In June 2006 an article on Salon.com confirmed finding a document obtained by the American Civil Liberties Union through the Freedom of Information Act. A March 22, 2005, sworn statement by the former chief of the Interrogation Control Element at Guantánamo said instructors from SERE taught their methods to interrogators of the prisoners in Cuba.[2]. The article also claims that SERE's physical and mental techniques mirror the treatment of some detainees at Abu Ghraib.

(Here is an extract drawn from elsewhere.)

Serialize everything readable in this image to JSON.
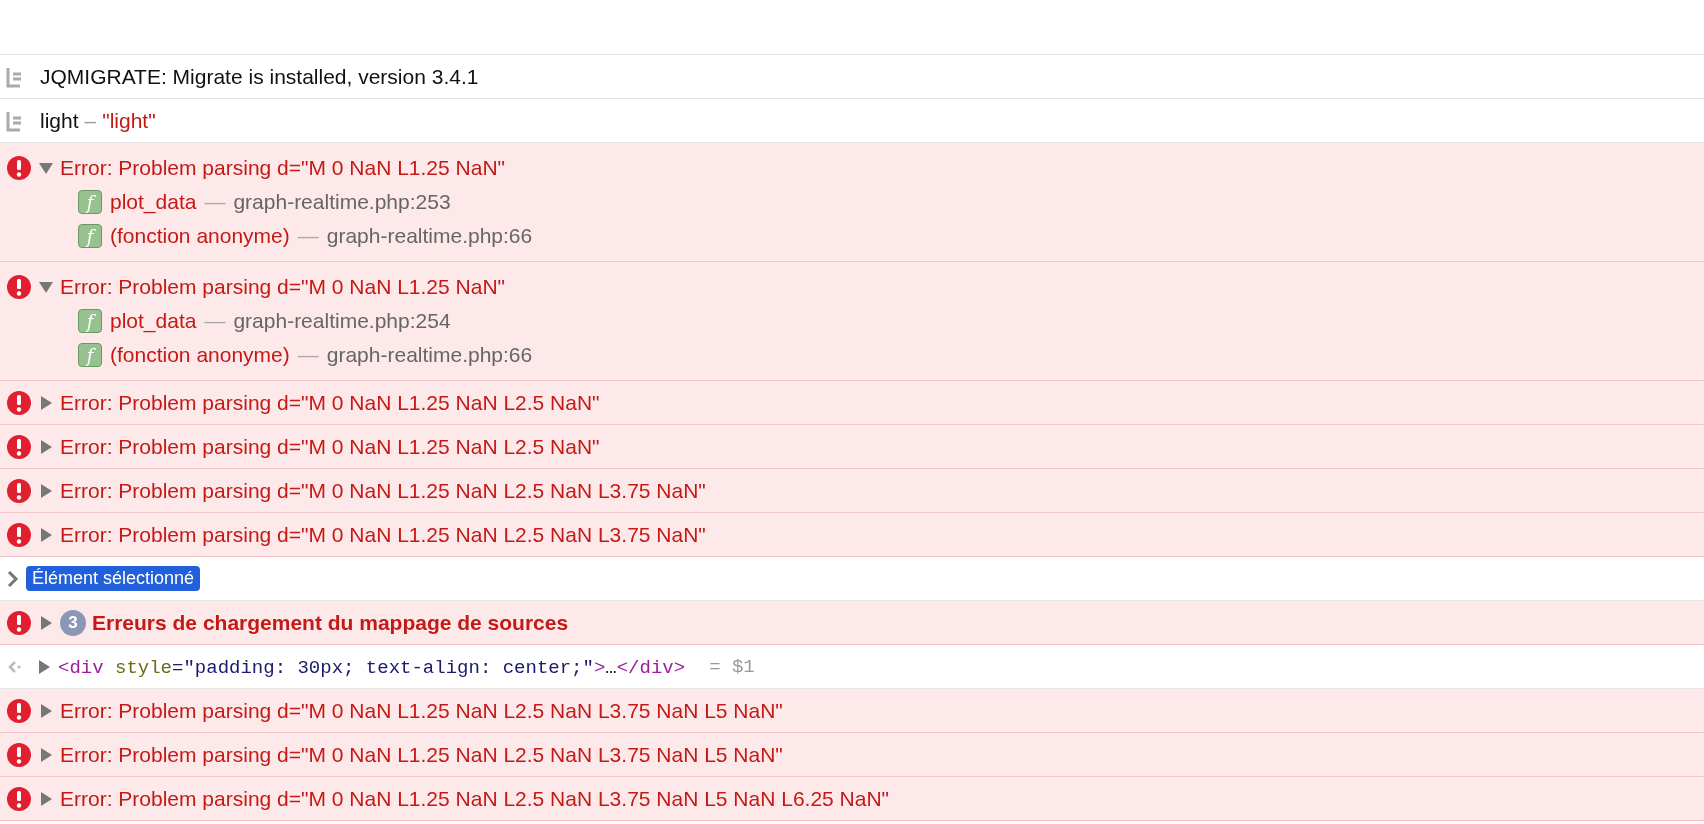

And the statement of the interrogation chief and the interrogation logs of Mohamed al-Kahtani reveal many striking parallels.

According to Human Rights First, the interrogation that lead to the death of Iraqi Major General Abed Hamed Mowhoush involved the use of techniques learned in SERE training. According to the organization "Internal FBI memos and press reports have pointed to SERE training as the basis for some of the harshest techniques authorized for use on detainees by the Pentagon in 2002 and 2003." "

This is what you wrote:

"The torture that prisoners receive is exactly the same torture that we subject our aircrewmen and special forces to in SERE school, actually they seem to get more:"

How many trainees died?



To: Geoff Altman who wrote (205601)10/12/2006 1:26:09 PM
From: wonk  Read Replies (2) | Respond to of 281500
 
Geoff:

What is your opinion on the Jose Padilla case?

You can review the substance here:

glenngreenwald.blogspot.com

Here is his lawyer’s brief discussing his detention and 3.5 years of “torture.”

discourse.net

There are separate, but inter-related issues here.

1. Padilla was and is an American Citizen. Thus his detention without charge for 3 plus years appears to violate both the Habeas Corpus provision embedded within the Constitution itself (which was essentially born by the Magna Carta in 1200 AD), as well his Rights under the 5th, 6th and 8th Amendments to the Constitution.
2. Assuming, for the sake of argument, that he had been charged, is this type of treatment, prior to a conviction ever permissible under our Constitution?

I would argue that in addition to being illegal (which many argue but I don’t even see a wsisp of a case), the conduct of our Government officials was immoral.

I would submit to you that justification of “torture” is the absolute worst form of “moral relativism.”

I would submit to you that the most basic human rights elucidated, in part, in the Constitution and the Bill of Rights must apply to all, or the words mean nothing.

I would offer for your consideration that Thomas Jefferson was unequivocal in stating that the protections afforded by the writ of Habeas Corpus applied to Citizen and Alien equally.

I would submit to you that according to the Constitution, Habeas Corpus can only be suspended during times of Invasion or Rebellion. Neither the Congress nor the President nor the Courts may violate that command.

I would submit to you that the following passage could have been written by Orwell, or Kafka. I would submit to you that I could pull similar passages from descriptions of the Soviet or Chinese Gulag, or any number of heinous regimes, and you would not be able to tell one from the other.

…His isolation, furthermore, was aggravated by the efforts of his captors to maintain complete sensory deprivation. His tiny cell – nine feet by seven feet – had no view to the outside world. The door to his cell had a window, however, it was covered by a magnetic sticker, depriving Mr. Padilla of even a view into the hallway and adjacent common areas of his unit. He was not given a clock or a watch and for most of the time of his captivity, he was unaware whether it was day or night, or what time of year or day it was….

He was threatened with being cut with a knife and having alcohol poured on the wounds. He was also threatened with imminent execution. He was hooded and forced to stand in stress positions for long durations of time. He was forced to endure exceedingly long interrogation sessions, without adequate sleep, wherein he would be confronted with false information, scenarios, and documents to further disorient him. Often he had to endure multiple interrogators who would scream, shake, and otherwise assault Mr. Padilla….”


I would submit to you that our words don’t define who we are. Our actions do.

Mr. Padilla may be a very bad man. Nevertheless he was entitled to be timely charged and timely tried so that the Government could prove he was a bad man.